Le ministre de l’Intérieur, Armando Benedetti, a répondu à la polémique survenue après la promulgation du décret 0150 de 2026, par lequel le gouvernement a signalé une nouvelle urgence économique. Le point central de la controverse est l’article 12, qui autorise les entités publiques à recourir de manière notable à la passation de marchés directs pour garantir les biens, services et logistiques nécessaires pendant l’urgence.
Plusieurs secteurs politiques ont averti que cette disposition pourrait ouvrir la porte à des prolongations de contrats sans contrôles communs, notamment dans un contexte préélectoral. La sénatrice Angélica Lozano a indiqué que la règle supprimerait les limites des ajouts contractuels et les restrictions de la loi sur les garanties. Face à cela, Benedetti a soutenu que la mesure se limite strictement à l’écoute de l’urgence et qu’elle n’a aucune raison électorale. Comme indiqué, les garanties ont été respectées et toute lecture différente est due au contexte de la campagne.
Parallèlement, le ministre a déposé devant la Chambre des représentants un projet de loi qui modifie et ajoute des articles de la loi 2200 de 2022, afin de renforcer l’autonomie des assemblées départementales. La proposition envisage de garantir progressivement un siège social adéquat, une connectivité et des outils technologiques pour l’exercice de ses fonctions.
L’un des changements importants concerne le processus d’élection du secrétaire général des assemblées.

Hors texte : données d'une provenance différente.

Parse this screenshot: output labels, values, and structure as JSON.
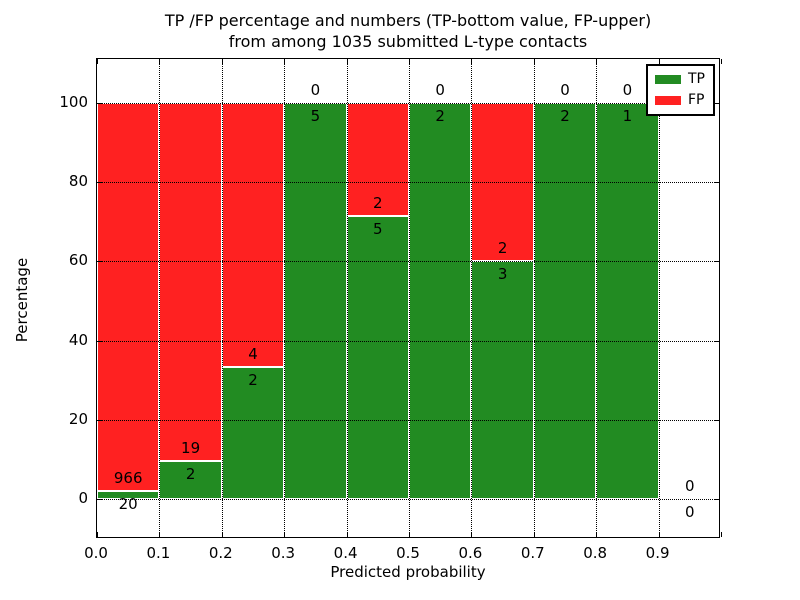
{
  "figure": {
    "title_line1": "TP /FP percentage and numbers (TP-bottom value, FP-upper)",
    "title_line2": "from among 1035 submitted L-type contacts"
  },
  "chart_data": {
    "type": "bar",
    "variant": "percentage-stacked",
    "title": "TP /FP percentage and numbers (TP-bottom value, FP-upper) from among 1035 submitted L-type contacts",
    "xlabel": "Predicted probability",
    "ylabel": "Percentage",
    "xlim": [
      0.0,
      1.0
    ],
    "ylim": [
      0,
      100
    ],
    "grid": "dotted",
    "legend_position": "upper right",
    "bin_edges": [
      0.0,
      0.1,
      0.2,
      0.3,
      0.4,
      0.5,
      0.6,
      0.7,
      0.8,
      0.9,
      1.0
    ],
    "xticks": [
      "0.0",
      "0.1",
      "0.2",
      "0.3",
      "0.4",
      "0.5",
      "0.6",
      "0.7",
      "0.8",
      "0.9"
    ],
    "yticks": [
      0,
      20,
      40,
      60,
      80,
      100
    ],
    "series": [
      {
        "name": "TP",
        "color": "#228B22",
        "values": [
          20,
          2,
          2,
          5,
          5,
          2,
          3,
          2,
          1,
          0
        ]
      },
      {
        "name": "FP",
        "color": "#FF2121",
        "values": [
          966,
          19,
          4,
          0,
          2,
          0,
          2,
          0,
          0,
          0
        ]
      }
    ],
    "tp_percent_per_bin": [
      2.0,
      9.5,
      33.3,
      100,
      71.4,
      100,
      60,
      100,
      100,
      0
    ],
    "total_contacts": 1035
  }
}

Le projet établit un appel public obligatoire et une procédure en huit étapes: préavis, inscription, liste des admis, tests objectifs avec un minimum de 60% d’approbation, évaluation du mérite, liste des éligibles, entretien en plénière et élection au scrutin secret. En outre, il instaure une période institutionnelle du 1er janvier au 31 décembre, avec possibilité de réélection tacite sous réserve d’une évaluation des performances.
Les articles proposent également de reconnaître comme mérite supplémentaire des études de troisième cycle et une expérience spécifique en gestion publique ou en conseil institutionnel.
Au cours de sa déclaration, Benedetti a réaffirmé que le Gouvernement chercherait à promouvoir une Assemblée Nationale Constituante au cours de la prochaine période législative et présidentielle. Le président Gustavo Petro a soutenu cette idée, expliquant qu’elle permettrait d’approfondir les droits consacrés dans la Constitution de 1991. Cependant, le procureur général Gregorio Eljach a indiqué que toute réforme doit suivre la procédure constitutionnelle et que le pays pourrait nécessiter des ajustements, mais pas nécessairement une nouvelle Charte politique.